Come to think of it, perhaps a little continued speculation about not being a totally honourable dinner guest is preferable to having the speculation proved correct or ending up in a Senate slammer for contempt.

When you just have to have more Kevin. Need a little Prime Ministerial fix? Then click on over to KevinPM. The replacement for the Kevin07 website is up and running. In the master’s own words:

I’ll be using the site to speak frankly with you about the big challenges facing Australia; the global economy, education, climate change, and the health of Australians, but just as importantly it will enable me to hear your ideas for the direction of the nation.

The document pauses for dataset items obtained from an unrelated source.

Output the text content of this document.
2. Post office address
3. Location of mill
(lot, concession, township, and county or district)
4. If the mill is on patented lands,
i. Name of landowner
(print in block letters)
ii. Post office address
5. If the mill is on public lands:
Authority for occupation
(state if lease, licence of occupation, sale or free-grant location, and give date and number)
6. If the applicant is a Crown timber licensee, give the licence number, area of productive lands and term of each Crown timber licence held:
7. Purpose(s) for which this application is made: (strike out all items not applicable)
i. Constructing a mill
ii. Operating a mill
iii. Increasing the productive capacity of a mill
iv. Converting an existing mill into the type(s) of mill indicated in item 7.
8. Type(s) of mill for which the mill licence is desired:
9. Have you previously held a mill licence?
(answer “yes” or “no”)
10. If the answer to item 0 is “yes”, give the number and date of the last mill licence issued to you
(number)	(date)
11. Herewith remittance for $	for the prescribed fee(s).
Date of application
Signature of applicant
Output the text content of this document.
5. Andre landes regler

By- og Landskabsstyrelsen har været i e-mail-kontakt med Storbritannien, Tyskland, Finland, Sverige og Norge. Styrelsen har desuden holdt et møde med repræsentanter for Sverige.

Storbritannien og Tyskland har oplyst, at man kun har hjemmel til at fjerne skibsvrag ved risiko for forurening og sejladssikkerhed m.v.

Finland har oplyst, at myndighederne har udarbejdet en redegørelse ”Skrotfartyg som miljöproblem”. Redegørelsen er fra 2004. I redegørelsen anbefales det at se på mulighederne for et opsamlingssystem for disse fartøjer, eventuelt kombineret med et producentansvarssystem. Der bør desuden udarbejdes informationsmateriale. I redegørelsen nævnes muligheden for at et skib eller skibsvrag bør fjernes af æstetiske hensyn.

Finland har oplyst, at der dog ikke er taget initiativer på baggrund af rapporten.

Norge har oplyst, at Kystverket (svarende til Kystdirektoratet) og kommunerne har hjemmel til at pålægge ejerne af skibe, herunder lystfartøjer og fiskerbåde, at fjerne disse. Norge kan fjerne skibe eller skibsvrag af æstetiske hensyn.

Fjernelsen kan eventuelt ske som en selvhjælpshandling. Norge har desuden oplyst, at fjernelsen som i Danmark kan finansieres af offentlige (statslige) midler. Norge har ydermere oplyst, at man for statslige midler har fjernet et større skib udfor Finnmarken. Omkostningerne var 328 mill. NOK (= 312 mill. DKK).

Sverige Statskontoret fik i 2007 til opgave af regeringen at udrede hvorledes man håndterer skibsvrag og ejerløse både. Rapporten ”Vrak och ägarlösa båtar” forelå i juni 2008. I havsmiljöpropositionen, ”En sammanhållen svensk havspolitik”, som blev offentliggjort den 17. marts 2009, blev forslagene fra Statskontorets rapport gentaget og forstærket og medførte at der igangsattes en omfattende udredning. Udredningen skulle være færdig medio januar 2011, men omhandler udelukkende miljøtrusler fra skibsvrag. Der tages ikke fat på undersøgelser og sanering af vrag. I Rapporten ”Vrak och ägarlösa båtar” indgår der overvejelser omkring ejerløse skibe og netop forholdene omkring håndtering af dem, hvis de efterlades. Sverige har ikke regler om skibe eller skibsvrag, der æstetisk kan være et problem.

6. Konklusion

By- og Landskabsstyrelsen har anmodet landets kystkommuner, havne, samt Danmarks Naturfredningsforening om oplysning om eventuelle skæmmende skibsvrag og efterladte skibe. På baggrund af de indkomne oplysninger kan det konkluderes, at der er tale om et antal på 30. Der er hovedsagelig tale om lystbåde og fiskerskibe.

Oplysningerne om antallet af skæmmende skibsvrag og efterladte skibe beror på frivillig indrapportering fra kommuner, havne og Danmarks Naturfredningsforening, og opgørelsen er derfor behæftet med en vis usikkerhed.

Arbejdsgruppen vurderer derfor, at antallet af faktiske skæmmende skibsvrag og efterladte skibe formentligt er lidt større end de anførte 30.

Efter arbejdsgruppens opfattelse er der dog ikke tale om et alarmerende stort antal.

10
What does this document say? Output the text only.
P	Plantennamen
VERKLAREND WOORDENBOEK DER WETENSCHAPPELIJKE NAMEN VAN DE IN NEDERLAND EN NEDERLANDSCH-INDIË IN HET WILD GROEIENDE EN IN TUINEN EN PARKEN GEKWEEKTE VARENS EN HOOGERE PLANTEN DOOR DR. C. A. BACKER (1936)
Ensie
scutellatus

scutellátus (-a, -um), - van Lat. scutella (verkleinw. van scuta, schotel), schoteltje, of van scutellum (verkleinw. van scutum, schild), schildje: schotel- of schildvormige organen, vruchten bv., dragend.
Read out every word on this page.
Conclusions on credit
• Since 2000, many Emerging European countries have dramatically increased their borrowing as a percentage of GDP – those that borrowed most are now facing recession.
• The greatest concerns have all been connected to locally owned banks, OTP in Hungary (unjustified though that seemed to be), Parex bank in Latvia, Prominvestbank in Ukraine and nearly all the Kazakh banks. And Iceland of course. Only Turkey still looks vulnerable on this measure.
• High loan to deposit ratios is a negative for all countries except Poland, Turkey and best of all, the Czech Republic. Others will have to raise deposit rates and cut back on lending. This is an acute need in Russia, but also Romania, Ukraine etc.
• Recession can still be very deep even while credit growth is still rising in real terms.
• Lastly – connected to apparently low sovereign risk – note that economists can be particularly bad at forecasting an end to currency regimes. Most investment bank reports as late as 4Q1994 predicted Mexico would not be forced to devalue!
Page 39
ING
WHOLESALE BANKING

The Chinese nanny indicator. The extent to which the world economic crisis affects Australia will depend largely on what happens to our new biggest export market China. If China continues growing at seven or eight per cent a year our major export industries will not fall over and Australia as a whole will avoid falling into a recession. But should things turn out worse in China than its Government expects, we too will be in dire trouble.

It is difficult to get reliable information from a very bureaucratic and autocratic state like China. Official statistics are not as reliable as those from the Australian Bureau of Statistics, so we must seize on what clues are available to determine what is happening there.

And today’s offering is not good. The People’s Daily is reporting that “with the financial crisis” heightening sense of menace, many are reconsidering what they can and can’t afford — and employing a nanny at 30,000 yuan ($4,280) a year is falling into the latter category.”

The hurricane howling through the world’s financial markets, The People’s Daily reports, has left an oversupply of nannies in its wake. A source from a local domestic service company said the city’s nanny market had dropped 20 to 30 percent in the past year, with nannies’ average salaries also decreasing from 2,000-2,500 yuan to 1,300-1,800 yuan.

The current oversupply of nannies is attributed to a flood of workers laid off as businesses have failed.

I guess she asked for it. West Australian Labor MP Melissa Parke got a rousing reception when she rose to ask a question in the House of Representatives yesterday. “Not another Dorothy” was the cry as Opposition Members tried to suggest there was a touch of hypocrisy about the Member for Fremantle asking what was clearly one of those Dorothy Dixer prepared questions to the Minister for Defence Science and Personnel. For Ms Parke, you see, had earlier in the week received more than a little publicity for suggesting that the Parliament would be a more relevant institution with the abolition of the practice of having questions asked of the government each sitting day by its own MPs prepared for them by senior ministers.

Politicians behaving badly. They are just like footballers really. Queensland’s Liberal National Party MPs were out on the town in Cairns, having a good time, and two of them followed the recent example of Brisbane Broncos players and left without paying.

The Cairns Post report said the group of about 20 MPs and party officials asked for individual bills and receipts and refused to leave tips, despite complimenting the service of two waiters assigned solely to their table. The booze-up ended when the two remaining MPs ordered final drinks then left, still owing money.

“An Opposition spokesman last night confirmed two MPs left Fetta’s without paying, but refused to identify them. The Cairns Post understands one of them was Robina MP Ray Stevens, who was also involved in a heated argument with fellow LNP member Ray Hopper over their share of food and drink costs at an Esplanade restaurant the following night.”